Bug 1475034

Summary:	Metrics chart reporting 74000 Millicores for an app running on a node with only 8 cores
Product:	OpenShift Container Platform	Reporter:	Eric Jones <erjones>
Component:	Hawkular	Assignee:	Solly Ross <sross>
Status:	CLOSED INSUFFICIENT_DATA	QA Contact:	Junqi Zhao <juzhao>
Severity:	medium	Docs Contact:
Priority:	medium
Version:	3.3.1	CC:	aos-bugs, erjones, mrichter, mwringe, pweil, sross
Target Milestone:	---
Target Release:	3.3.1
Hardware:	Unspecified
OS:	Unspecified
Whiteboard:
Fixed In Version:		Doc Type:	If docs needed, set a value
Doc Text:		Story Points:	---
Clone Of:		Environment:
Last Closed:	2017-11-03 13:43:28 UTC	Type:	Bug
Regression:	---	Mount Type:	---
Documentation:	---	CRM:
Verified Versions:		Category:	---
oVirt Team:	---	RHEL 7.3 requirements from Atomic Host:
Cloudforms Team:	---	Target Upstream Version:
Embargoed:

Description Eric Jones 2017-07-25 21:51:43 UTC

Description of problem:
application with several replications running just fine suddenly has metrics reporting significantly more cores that is possible (node has 8 cores, app reported 74,000 millicores).
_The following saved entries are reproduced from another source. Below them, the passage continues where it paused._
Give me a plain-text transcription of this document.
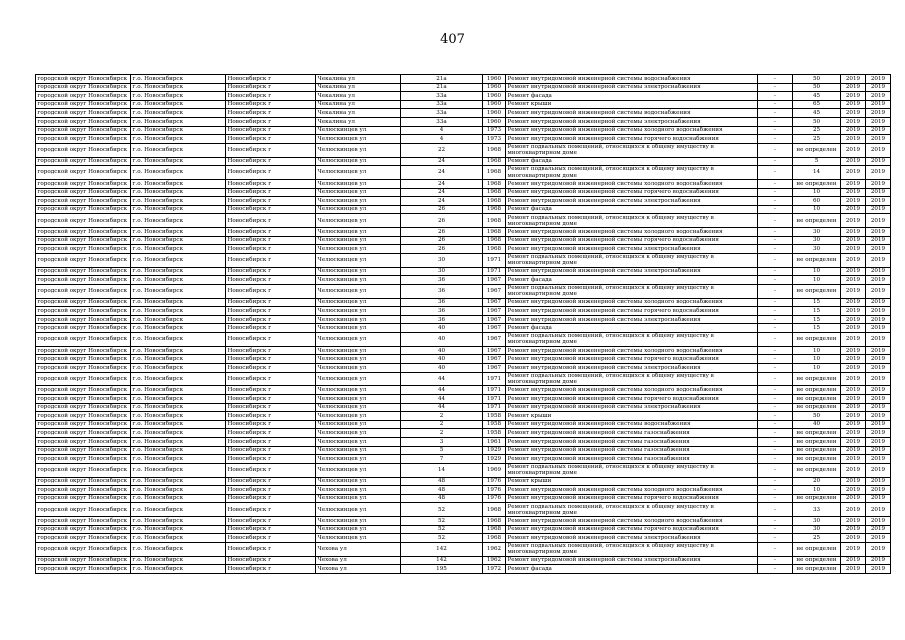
407
городской округ Новосибирск	г.о. Новосибирск	Новосибирск г	Чекалина ул	21а	1960	Ремонт внутридомовой инженерной системы водоснабжения	-	50	2019	2019
городской округ Новосибирск	г.о. Новосибирск	Новосибирск г	Чекалина ул	21а	1960	Ремонт внутридомовой инженерной системы электроснабжения	-	50	2019	2019
городской округ Новосибирск	г.о. Новосибирск	Новосибирск г	Чекалина ул	33а	1960	Ремонт фасада	-	45	2019	2019
городской округ Новосибирск	г.о. Новосибирск	Новосибирск г	Чекалина ул	33а	1960	Ремонт крыши	-	65	2019	2019
городской округ Новосибирск	г.о. Новосибирск	Новосибирск г	Чекалина ул	33а	1960	Ремонт внутридомовой инженерной системы водоснабжения	-	45	2019	2019
городской округ Новосибирск	г.о. Новосибирск	Новосибирск г	Чекалина ул	33а	1960	Ремонт внутридомовой инженерной системы электроснабжения	-	50	2019	2019
городской округ Новосибирск	г.о. Новосибирск	Новосибирск г	Челюскинцев ул	4	1973	Ремонт внутридомовой инженерной системы холодного водоснабжения	-	25	2019	2019
городской округ Новосибирск	г.о. Новосибирск	Новосибирск г	Челюскинцев ул	4	1973	Ремонт внутридомовой инженерной системы горячего водоснабжения	-	25	2019	2019
городской округ Новосибирск	г.о. Новосибирск	Новосибирск г	Челюскинцев ул	22	1968	Ремонт подвальных помещений, относящихся к общему имуществу в многоквартирном доме	-	не определен	2019	2019
городской округ Новосибирск	г.о. Новосибирск	Новосибирск г	Челюскинцев ул	24	1968	Ремонт фасада	-	5	2019	2019
городской округ Новосибирск	г.о. Новосибирск	Новосибирск г	Челюскинцев ул	24	1968	Ремонт подвальных помещений, относящихся к общему имуществу в многоквартирном доме	-	14	2019	2019
городской округ Новосибирск	г.о. Новосибирск	Новосибирск г	Челюскинцев ул	24	1968	Ремонт внутридомовой инженерной системы холодного водоснабжения	-	не определен	2019	2019
городской округ Новосибирск	г.о. Новосибирск	Новосибирск г	Челюскинцев ул	24	1968	Ремонт внутридомовой инженерной системы горячего водоснабжения	-	10	2019	2019
городской округ Новосибирск	г.о. Новосибирск	Новосибирск г	Челюскинцев ул	24	1968	Ремонт внутридомовой инженерной системы электроснабжения	-	60	2019	2019
городской округ Новосибирск	г.о. Новосибирск	Новосибирск г	Челюскинцев ул	26	1968	Ремонт фасада	-	10	2019	2019
городской округ Новосибирск	г.о. Новосибирск	Новосибирск г	Челюскинцев ул	26	1968	Ремонт подвальных помещений, относящихся к общему имуществу в многоквартирном доме	-	не определен	2019	2019
городской округ Новосибирск	г.о. Новосибирск	Новосибирск г	Челюскинцев ул	26	1968	Ремонт внутридомовой инженерной системы холодного водоснабжения	-	30	2019	2019
городской округ Новосибирск	г.о. Новосибирск	Новосибирск г	Челюскинцев ул	26	1968	Ремонт внутридомовой инженерной системы горячего водоснабжения	-	30	2019	2019
городской округ Новосибирск	г.о. Новосибирск	Новосибирск г	Челюскинцев ул	26	1968	Ремонт внутридомовой инженерной системы электроснабжения	-	30	2019	2019
городской округ Новосибирск	г.о. Новосибирск	Новосибирск г	Челюскинцев ул	30	1971	Ремонт подвальных помещений, относящихся к общему имуществу в многоквартирном доме	-	не определен	2019	2019
городской округ Новосибирск	г.о. Новосибирск	Новосибирск г	Челюскинцев ул	30	1971	Ремонт внутридомовой инженерной системы электроснабжения	-	10	2019	2019
городской округ Новосибирск	г.о. Новосибирск	Новосибирск г	Челюскинцев ул	36	1967	Ремонт фасада	-	10	2019	2019
городской округ Новосибирск	г.о. Новосибирск	Новосибирск г	Челюскинцев ул	36	1967	Ремонт подвальных помещений, относящихся к общему имуществу в многоквартирном доме	-	не определен	2019	2019
городской округ Новосибирск	г.о. Новосибирск	Новосибирск г	Челюскинцев ул	36	1967	Ремонт внутридомовой инженерной системы холодного водоснабжения	-	15	2019	2019
городской округ Новосибирск	г.о. Новосибирск	Новосибирск г	Челюскинцев ул	36	1967	Ремонт внутридомовой инженерной системы горячего водоснабжения	-	15	2019	2019
городской округ Новосибирск	г.о. Новосибирск	Новосибирск г	Челюскинцев ул	36	1967	Ремонт внутридомовой инженерной системы электроснабжения	-	15	2019	2019
городской округ Новосибирск	г.о. Новосибирск	Новосибирск г	Челюскинцев ул	40	1967	Ремонт фасада	-	15	2019	2019
городской округ Новосибирск	г.о. Новосибирск	Новосибирск г	Челюскинцев ул	40	1967	Ремонт подвальных помещений, относящихся к общему имуществу в многоквартирном доме	-	не определен	2019	2019
городской округ Новосибирск	г.о. Новосибирск	Новосибирск г	Челюскинцев ул	40	1967	Ремонт внутридомовой инженерной системы холодного водоснабжения	-	10	2019	2019
городской округ Новосибирск	г.о. Новосибирск	Новосибирск г	Челюскинцев ул	40	1967	Ремонт внутридомовой инженерной системы горячего водоснабжения	-	10	2019	2019
городской округ Новосибирск	г.о. Новосибирск	Новосибирск г	Челюскинцев ул	40	1967	Ремонт внутридомовой инженерной системы электроснабжения	-	10	2019	2019
городской округ Новосибирск	г.о. Новосибирск	Новосибирск г	Челюскинцев ул	44	1971	Ремонт подвальных помещений, относящихся к общему имуществу в многоквартирном доме	-	не определен	2019	2019
городской округ Новосибирск	г.о. Новосибирск	Новосибирск г	Челюскинцев ул	44	1971	Ремонт внутридомовой инженерной системы холодного водоснабжения	-	не определен	2019	2019
городской округ Новосибирск	г.о. Новосибирск	Новосибирск г	Челюскинцев ул	44	1971	Ремонт внутридомовой инженерной системы горячего водоснабжения	-	не определен	2019	2019
городской округ Новосибирск	г.о. Новосибирск	Новосибирск г	Челюскинцев ул	44	1971	Ремонт внутридомовой инженерной системы электроснабжения	-	не определен	2019	2019
городской округ Новосибирск	г.о. Новосибирск	Новосибирск г	Челюскинцев ул	2	1958	Ремонт крыши	-	50	2019	2019
городской округ Новосибирск	г.о. Новосибирск	Новосибирск г	Челюскинцев ул	2	1958	Ремонт внутридомовой инженерной системы водоснабжения	-	40	2019	2019
городской округ Новосибирск	г.о. Новосибирск	Новосибирск г	Челюскинцев ул	2	1958	Ремонт внутридомовой инженерной системы газоснабжения	-	не определен	2019	2019
городской округ Новосибирск	г.о. Новосибирск	Новосибирск г	Челюскинцев ул	3	1961	Ремонт внутридомовой инженерной системы газоснабжения	-	не определен	2019	2019
городской округ Новосибирск	г.о. Новосибирск	Новосибирск г	Челюскинцев ул	5	1929	Ремонт внутридомовой инженерной системы газоснабжения	-	не определен	2019	2019
городской округ Новосибирск	г.о. Новосибирск	Новосибирск г	Челюскинцев ул	7	1929	Ремонт внутридомовой инженерной системы газоснабжения	-	не определен	2019	2019
городской округ Новосибирск	г.о. Новосибирск	Новосибирск г	Челюскинцев ул	14	1969	Ремонт подвальных помещений, относящихся к общему имуществу в многоквартирном доме	-	не определен	2019	2019
городской округ Новосибирск	г.о. Новосибирск	Новосибирск г	Челюскинцев ул	48	1976	Ремонт крыши	-	20	2019	2019
городской округ Новосибирск	г.о. Новосибирск	Новосибирск г	Челюскинцев ул	48	1976	Ремонт внутридомовой инженерной системы холодного водоснабжения	-	10	2019	2019
городской округ Новосибирск	г.о. Новосибирск	Новосибирск г	Челюскинцев ул	48	1976	Ремонт внутридомовой инженерной системы горячего водоснабжения	-	не определен	2019	2019
городской округ Новосибирск	г.о. Новосибирск	Новосибирск г	Челюскинцев ул	52	1968	Ремонт подвальных помещений, относящихся к общему имуществу в многоквартирном доме	-	33	2019	2019
городской округ Новосибирск	г.о. Новосибирск	Новосибирск г	Челюскинцев ул	52	1968	Ремонт внутридомовой инженерной системы холодного водоснабжения	-	30	2019	2019
городской округ Новосибирск	г.о. Новосибирск	Новосибирск г	Челюскинцев ул	52	1968	Ремонт внутридомовой инженерной системы горячего водоснабжения	-	30	2019	2019
городской округ Новосибирск	г.о. Новосибирск	Новосибирск г	Челюскинцев ул	52	1968	Ремонт внутридомовой инженерной системы электроснабжения	-	25	2019	2019
городской округ Новосибирск	г.о. Новосибирск	Новосибирск г	Чехова ул	142	1962	Ремонт подвальных помещений, относящихся к общему имуществу в многоквартирном доме	-	не определен	2019	2019
городской округ Новосибирск	г.о. Новосибирск	Новосибирск г	Чехова ул	142	1962	Ремонт внутридомовой инженерной системы электроснабжения	-	не определен	2019	2019
городской округ Новосибирск	г.о. Новосибирск	Новосибирск г	Чехова ул	195	1972	Ремонт фасада	-	не определен	2019	2019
Version-Release number of selected component (if applicable):
OpenShift Container Platform 3.3.1.11

Additional info:
Attaching files shortly

Comment 2 Matt Wringe 2017-07-26 17:50:01 UTC

@sross: it looks like Heapster is using 15s for its interval, and I believe at this interval we can sometimes get strange cpu usage results back. Is this something we have seen before? A very large cpu spike which is nonsense.

Comment 3 Solly Ross 2017-07-28 19:24:29 UTC

those logs do not look like a healthy Heapster :-/

I'd try switching to an interval of 30s, as well as checking what the summary endpoint says, and what happens if you switch to using the summary source (`--source=kubernetes.summary_api:...` instead of `--source=kubernetes:...`.

We've seen spikes like that due to bad (non-monotonically increasing) CPU metrics and overflow, or occasionally due to bad metrics coming from Kubelet/cAdvisor, but I thought we'd fixed most of those issues.